Колокольца перестали звенеть, тишина смягчилась.
– Тебе сколько лет, Оля?
– Двадцать четыре… Я давно думала о тебе, Женя. И ждала. Тебя ждала, хоть и не знала еще.
– Мы поженимся, Оля. И будем жить вдвоем в вагоне.
– Не надо быть очень добрым, Женя. Когда доброты много, от нее бывает зло.
– Я не всегда понимаю тебя.
– Потому что я старше.
– Мне двадцать шесть.
– Женщине нельзя быть моложе.
– Ты мне веришь, Оля?
– А у той глаза синие?
Савин даже не удивился ее вопросу. Ему казалось, что Ольга знает и должна знать все. И даже подслушивает его мысли.
– Я думал о ней только что.
– Знаю. Ты лежал на спине и вспоминал?
– Да.
– Сегодня она ушла от тебя, и ты будешь легко дышать. Счастье, как и беда, и в тайге человека находит.
– Это пословица?
– Не знаю.
– Оль, а ты ведь совсем другая. Не такая, какой была в том зимовье, когда пришла со своей понягой и Ольхоном.
– Да. Там, с вами, я хотела быть такой, какой была моя мама.
– Зачем?
– Просто так. Из-за тебя. Чтобы ты сначала удивился.
Она выскользнула из-под одеяла, набросила на себя его шубу, сунула ноги в его валенки, занялась печкой.
И Савин опять подумал, что все же неженский это труд – быть охотником. Весь день человек бродит по тайге, к ночи возвращается в зимовье, готовит ужин, кормит собак, обрабатывает пушнину, колет дрова на завтра. Затем спит урывками, потому что печка не должна выстынуть к утру. И так – каждый день, без выходных и отгулов, пока не кончится сезон.
Печное пламя длинным языком лизнуло стену избушки, укоротилось, составив ровные блики и высветлив все зимовье теплыми сумерками. Но Ольга что-то медлила, замешкавшись у печки, пока он не позвал:
– Иди сюда.
– Иду, – отозвалась она шепотом…
Время текло за пределами четырех стен. Где-то и куда-то торопились люди, где-то прорезали ночь тепловозные гудки, напоминая о необратимости времени. А здесь оно остановилось, казалось, его даже можно потрогать руками. Наверное, женщины умеют останавливать часы и вызывать дух вечности, где течет в розовых берегах живая вода, дарующая человеку бессмертие…

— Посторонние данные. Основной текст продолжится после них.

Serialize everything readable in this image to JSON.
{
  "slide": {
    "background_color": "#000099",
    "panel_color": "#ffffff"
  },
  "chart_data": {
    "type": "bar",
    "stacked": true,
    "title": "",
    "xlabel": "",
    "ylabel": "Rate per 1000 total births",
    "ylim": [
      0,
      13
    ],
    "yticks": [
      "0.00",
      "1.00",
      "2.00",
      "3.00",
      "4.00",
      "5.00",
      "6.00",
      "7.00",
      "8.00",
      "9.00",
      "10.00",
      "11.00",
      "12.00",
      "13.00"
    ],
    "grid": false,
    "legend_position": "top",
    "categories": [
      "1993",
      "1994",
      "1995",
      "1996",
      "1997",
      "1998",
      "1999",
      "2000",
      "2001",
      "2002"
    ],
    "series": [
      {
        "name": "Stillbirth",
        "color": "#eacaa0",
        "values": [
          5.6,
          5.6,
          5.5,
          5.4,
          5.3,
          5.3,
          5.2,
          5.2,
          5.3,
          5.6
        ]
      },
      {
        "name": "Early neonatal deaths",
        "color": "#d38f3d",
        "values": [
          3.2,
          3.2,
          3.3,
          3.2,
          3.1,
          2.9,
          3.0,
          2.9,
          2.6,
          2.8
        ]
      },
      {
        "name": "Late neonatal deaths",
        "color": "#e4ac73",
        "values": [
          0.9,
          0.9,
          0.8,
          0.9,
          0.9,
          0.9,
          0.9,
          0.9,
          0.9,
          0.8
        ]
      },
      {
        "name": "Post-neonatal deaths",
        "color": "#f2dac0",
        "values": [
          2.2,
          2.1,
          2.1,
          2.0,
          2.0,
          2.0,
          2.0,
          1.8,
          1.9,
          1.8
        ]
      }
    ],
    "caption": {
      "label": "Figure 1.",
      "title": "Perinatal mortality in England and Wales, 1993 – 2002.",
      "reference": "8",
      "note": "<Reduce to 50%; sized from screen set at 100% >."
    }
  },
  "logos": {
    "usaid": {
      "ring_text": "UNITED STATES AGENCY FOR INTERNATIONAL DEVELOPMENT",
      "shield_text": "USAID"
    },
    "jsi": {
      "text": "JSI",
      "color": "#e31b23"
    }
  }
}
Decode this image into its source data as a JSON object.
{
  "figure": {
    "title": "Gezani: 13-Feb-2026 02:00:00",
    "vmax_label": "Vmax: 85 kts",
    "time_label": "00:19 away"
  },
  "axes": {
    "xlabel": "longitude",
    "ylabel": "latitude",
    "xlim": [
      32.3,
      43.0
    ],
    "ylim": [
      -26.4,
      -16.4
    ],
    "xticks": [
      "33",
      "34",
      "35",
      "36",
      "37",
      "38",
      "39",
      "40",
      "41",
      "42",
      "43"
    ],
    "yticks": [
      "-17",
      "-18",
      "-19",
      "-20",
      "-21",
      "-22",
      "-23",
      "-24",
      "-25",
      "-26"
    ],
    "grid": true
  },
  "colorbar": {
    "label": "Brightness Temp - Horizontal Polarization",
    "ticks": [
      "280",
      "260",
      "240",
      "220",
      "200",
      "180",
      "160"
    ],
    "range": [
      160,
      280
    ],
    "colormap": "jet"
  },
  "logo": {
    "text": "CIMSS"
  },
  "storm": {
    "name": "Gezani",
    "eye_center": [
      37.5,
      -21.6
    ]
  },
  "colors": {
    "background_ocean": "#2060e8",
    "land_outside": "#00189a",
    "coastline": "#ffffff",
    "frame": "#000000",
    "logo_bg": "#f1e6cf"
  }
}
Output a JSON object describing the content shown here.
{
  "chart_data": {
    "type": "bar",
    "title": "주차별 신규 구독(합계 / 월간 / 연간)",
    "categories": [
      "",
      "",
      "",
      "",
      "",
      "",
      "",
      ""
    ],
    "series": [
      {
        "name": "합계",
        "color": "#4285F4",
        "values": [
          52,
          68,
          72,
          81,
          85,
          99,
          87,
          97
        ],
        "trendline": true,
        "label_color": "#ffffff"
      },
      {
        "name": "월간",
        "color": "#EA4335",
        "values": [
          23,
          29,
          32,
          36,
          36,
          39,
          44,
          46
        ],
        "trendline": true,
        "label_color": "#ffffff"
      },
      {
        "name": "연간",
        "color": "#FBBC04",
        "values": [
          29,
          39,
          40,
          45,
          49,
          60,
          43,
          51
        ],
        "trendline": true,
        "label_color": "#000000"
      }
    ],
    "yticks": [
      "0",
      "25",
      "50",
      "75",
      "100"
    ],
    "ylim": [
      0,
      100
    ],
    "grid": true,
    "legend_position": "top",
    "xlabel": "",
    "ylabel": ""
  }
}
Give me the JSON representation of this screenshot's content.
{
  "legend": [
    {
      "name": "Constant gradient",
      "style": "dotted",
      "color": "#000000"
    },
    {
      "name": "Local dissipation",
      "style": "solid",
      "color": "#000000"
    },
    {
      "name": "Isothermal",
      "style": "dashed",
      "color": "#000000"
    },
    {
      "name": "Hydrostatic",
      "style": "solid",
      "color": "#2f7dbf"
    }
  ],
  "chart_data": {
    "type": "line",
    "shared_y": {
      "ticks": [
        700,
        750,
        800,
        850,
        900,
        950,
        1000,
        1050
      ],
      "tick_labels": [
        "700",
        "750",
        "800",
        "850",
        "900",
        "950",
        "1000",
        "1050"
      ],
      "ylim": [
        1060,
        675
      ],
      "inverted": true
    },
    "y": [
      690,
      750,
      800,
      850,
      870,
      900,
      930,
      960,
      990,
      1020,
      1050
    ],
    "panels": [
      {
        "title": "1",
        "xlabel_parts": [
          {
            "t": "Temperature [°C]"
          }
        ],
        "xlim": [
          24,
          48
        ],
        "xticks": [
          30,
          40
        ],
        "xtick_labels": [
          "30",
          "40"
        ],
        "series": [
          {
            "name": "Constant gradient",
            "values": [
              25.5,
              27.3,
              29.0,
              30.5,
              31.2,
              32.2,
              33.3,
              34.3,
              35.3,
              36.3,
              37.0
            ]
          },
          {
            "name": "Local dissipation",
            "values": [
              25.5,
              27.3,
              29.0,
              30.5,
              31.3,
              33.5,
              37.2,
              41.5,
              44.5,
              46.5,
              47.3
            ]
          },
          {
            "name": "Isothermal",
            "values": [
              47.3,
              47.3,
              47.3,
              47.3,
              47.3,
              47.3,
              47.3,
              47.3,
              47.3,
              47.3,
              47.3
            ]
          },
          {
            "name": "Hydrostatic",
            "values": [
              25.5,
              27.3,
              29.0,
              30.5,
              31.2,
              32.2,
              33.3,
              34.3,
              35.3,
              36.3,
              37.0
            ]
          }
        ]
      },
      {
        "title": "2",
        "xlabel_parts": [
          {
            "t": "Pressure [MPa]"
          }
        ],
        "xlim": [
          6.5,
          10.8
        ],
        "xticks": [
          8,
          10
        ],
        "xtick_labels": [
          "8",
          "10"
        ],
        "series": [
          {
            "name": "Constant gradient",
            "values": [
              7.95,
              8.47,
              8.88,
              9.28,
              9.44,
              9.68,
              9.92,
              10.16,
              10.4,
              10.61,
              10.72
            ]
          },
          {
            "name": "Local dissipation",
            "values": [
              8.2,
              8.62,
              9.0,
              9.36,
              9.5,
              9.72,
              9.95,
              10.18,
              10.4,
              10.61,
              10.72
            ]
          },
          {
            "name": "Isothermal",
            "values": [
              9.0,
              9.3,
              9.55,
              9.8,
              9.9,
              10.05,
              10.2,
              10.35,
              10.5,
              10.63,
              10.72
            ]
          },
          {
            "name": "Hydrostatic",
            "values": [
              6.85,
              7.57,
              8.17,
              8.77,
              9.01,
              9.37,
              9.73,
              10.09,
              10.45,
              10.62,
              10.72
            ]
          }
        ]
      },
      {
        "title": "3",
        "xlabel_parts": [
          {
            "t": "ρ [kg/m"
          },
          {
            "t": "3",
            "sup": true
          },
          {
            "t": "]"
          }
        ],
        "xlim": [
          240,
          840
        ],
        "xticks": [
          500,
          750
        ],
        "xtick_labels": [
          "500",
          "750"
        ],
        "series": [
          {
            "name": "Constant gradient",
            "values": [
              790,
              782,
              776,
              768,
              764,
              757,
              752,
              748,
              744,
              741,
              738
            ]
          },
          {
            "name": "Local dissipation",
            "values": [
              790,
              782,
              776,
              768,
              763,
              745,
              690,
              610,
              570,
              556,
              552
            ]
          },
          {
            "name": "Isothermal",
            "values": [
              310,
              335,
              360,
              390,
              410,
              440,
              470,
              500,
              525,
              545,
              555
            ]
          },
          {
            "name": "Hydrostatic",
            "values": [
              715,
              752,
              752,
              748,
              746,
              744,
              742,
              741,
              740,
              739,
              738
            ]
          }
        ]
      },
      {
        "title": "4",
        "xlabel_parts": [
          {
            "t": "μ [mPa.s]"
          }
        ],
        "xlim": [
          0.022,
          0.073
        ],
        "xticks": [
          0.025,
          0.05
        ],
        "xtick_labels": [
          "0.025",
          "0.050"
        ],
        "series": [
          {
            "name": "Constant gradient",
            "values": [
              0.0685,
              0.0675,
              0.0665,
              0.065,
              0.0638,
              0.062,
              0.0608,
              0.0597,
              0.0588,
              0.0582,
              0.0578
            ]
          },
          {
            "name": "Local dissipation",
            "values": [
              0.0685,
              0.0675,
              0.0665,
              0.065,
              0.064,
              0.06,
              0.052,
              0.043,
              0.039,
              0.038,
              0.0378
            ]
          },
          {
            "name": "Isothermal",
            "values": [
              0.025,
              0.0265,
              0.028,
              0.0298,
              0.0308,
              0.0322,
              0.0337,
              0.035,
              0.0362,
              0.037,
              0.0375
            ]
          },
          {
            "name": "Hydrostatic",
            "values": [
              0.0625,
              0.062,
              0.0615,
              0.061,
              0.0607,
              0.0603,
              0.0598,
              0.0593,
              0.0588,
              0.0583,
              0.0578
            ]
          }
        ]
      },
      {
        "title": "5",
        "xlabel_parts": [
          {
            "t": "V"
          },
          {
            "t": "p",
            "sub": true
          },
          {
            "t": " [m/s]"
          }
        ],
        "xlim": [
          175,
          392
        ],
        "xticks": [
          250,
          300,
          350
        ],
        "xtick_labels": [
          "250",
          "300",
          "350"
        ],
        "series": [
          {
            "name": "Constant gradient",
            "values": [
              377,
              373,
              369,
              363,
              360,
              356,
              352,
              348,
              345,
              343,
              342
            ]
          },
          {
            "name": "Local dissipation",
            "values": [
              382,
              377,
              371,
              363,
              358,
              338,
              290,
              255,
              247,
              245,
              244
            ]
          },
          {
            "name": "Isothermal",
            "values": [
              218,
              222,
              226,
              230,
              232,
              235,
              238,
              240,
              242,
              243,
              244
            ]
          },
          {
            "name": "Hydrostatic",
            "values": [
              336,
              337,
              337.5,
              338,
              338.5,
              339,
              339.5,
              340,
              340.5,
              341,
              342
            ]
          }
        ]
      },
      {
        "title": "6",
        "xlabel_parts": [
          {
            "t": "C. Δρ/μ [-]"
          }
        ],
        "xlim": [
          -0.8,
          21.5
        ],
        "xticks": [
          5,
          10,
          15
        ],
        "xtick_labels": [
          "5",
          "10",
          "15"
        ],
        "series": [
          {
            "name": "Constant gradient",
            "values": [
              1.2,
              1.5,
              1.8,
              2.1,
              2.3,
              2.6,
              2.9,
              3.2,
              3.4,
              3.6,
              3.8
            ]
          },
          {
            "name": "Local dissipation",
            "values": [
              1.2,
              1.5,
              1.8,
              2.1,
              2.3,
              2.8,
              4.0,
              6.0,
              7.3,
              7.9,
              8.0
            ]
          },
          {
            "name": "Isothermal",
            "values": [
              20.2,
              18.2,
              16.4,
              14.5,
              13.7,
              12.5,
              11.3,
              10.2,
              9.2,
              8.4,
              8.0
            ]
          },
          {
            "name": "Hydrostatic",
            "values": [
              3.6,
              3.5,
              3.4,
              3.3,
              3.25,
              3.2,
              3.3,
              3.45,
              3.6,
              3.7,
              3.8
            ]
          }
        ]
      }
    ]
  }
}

Савин услышал за окошком неясные шорохи леса, как будто кто-то слегка покачивал деревья. Вспомнил ее «пьяный лес». Улыбнулся в темноте. Она прикрыла ладошкой его губы, сказала серьезно:
– Не ходи по тайге один. У тебя хороший начальник, ходи с ним. Он добрый.
– Не такой уж Давлетов и добрый.
– Ты его не понимаешь. Он тебя любит.
– Почему любит?
– Потому что у него нет сына… Ты его давно знаешь?
– С лета.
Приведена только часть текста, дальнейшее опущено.